The origin of floating charges
The Industrial Revolution3 brought about the replacement of hand tools by machinery and the commencement of large-scale industrial production. Not only did it cause major changes in the social and economic structure of England, as we shall see it had also sowed the seeds for the emergence of floating charges as a security device.

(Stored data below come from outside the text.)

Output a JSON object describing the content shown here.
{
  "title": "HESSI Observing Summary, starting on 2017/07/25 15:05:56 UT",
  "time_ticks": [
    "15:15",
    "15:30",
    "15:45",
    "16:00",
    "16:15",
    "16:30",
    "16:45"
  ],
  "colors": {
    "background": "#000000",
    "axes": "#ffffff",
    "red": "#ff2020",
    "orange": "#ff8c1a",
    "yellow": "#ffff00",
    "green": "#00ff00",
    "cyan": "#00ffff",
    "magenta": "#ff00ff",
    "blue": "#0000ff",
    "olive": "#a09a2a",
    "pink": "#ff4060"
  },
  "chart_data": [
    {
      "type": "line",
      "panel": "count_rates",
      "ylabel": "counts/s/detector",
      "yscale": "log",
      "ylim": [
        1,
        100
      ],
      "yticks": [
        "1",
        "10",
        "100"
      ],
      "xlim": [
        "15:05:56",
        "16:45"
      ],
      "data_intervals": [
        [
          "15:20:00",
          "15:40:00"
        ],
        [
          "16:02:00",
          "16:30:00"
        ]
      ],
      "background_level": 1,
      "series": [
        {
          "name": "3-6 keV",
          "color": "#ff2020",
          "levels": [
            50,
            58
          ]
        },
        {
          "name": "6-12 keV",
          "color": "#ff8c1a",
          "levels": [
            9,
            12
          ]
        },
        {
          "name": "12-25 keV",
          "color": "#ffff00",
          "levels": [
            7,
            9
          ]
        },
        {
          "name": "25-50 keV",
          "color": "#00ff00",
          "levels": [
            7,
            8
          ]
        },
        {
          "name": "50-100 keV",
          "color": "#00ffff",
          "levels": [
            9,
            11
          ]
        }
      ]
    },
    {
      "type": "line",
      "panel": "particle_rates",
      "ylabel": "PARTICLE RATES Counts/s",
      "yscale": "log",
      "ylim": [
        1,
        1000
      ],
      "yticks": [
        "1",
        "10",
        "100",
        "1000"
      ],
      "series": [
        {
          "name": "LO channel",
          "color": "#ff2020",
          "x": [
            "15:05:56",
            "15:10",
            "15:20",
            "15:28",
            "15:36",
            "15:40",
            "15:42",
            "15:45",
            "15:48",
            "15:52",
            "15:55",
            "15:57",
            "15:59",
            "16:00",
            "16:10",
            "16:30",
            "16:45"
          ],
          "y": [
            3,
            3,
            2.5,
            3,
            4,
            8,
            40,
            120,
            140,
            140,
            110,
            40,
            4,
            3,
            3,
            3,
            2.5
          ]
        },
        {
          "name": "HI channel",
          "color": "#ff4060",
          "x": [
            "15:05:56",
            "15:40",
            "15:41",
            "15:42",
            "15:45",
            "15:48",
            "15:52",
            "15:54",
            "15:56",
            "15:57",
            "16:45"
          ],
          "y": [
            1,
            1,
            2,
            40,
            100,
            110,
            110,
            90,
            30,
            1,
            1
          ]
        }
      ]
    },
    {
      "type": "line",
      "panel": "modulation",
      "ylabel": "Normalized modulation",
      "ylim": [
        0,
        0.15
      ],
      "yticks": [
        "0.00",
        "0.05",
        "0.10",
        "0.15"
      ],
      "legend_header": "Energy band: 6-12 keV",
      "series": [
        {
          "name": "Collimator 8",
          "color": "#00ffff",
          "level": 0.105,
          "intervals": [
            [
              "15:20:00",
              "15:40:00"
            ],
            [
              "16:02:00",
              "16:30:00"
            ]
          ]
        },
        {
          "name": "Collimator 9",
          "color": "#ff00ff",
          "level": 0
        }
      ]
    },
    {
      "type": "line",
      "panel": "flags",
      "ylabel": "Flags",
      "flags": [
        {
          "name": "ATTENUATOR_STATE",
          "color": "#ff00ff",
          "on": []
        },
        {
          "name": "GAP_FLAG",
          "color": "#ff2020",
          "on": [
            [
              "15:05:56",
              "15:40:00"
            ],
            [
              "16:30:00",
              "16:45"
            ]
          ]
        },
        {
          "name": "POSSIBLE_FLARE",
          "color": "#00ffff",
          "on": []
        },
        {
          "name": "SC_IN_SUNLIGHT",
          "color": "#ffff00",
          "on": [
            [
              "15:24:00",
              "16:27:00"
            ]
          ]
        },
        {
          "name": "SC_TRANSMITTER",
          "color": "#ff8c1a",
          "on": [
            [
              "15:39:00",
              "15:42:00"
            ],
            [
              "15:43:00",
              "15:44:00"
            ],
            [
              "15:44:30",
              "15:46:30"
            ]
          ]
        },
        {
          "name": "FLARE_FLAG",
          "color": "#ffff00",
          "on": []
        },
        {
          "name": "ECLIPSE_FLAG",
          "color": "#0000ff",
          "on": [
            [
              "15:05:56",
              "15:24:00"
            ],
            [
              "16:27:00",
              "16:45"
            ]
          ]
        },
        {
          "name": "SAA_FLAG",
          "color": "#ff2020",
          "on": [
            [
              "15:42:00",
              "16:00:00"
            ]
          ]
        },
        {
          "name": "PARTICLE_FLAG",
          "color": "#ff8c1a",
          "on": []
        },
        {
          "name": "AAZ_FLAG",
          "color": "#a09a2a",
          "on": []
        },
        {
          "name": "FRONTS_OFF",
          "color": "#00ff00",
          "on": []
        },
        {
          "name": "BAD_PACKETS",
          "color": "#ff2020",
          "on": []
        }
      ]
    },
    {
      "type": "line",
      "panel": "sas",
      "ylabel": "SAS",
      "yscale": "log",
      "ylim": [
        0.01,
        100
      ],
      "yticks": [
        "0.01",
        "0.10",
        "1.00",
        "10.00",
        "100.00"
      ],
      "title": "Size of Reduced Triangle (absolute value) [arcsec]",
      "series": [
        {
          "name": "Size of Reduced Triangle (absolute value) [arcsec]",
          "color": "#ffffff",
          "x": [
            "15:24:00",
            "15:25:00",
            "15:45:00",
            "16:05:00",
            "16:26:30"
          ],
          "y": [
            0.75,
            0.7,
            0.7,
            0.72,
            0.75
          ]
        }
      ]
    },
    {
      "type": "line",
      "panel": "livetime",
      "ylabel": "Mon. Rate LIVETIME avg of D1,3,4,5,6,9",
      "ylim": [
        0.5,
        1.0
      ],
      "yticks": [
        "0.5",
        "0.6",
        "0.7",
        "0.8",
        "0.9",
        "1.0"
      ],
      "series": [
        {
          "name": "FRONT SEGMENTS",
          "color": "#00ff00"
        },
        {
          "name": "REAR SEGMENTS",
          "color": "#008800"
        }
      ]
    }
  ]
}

As pointed out by Pennington,4 by the third decade of the 19th century, industrial and commercial expansion had become so rapid in England that the constant crying need of companies was for more capital. Initially, creditors were quite happy to accept the borrowers’ bonds for repayment of their loans: in short, to provide finance on an unsecured basis. It is axiomatic that, with an increase in the number of companies expanding their operations, there was an increase in corporate failures resulting in more instances of the bondholders being left unpaid or partly paid in their borrowers’ insolvencies. Understandably, this led to a growing reluctance on the part of creditors to lend on a totally unsecured basis. The advent of the limited liability
* Advocate and Solicitor, Singapore. The author gratefully acknowledges the debt which he owes to the leading works on the subject, in particular, W. J. Gough’s Company Charges (1978), R. M. Goode’s Legal Problems of Credit and Security (1982) and R. R. Pennington’s Company Law (5th edn., 1985). These works and others have clarified his thoughts on many of the issues on floating charges.
1 For a full historical account of the evolution of the floating charge, see R. R. Pennington, “The Genesis of the Floating Charge” (1960) 23 M.L.R 630 (hereinafter referred to as “Pennington’s Genesis”); Goode, Commercial Law, 786; and Gough, Company Charges, at p. 77.
2 [1986] Ch. 366 {infra, fn. 32).
3 The period since 1760 to the early 19th century.
4 Pennington’s Genesis (supra, fn. 1), at p. 630.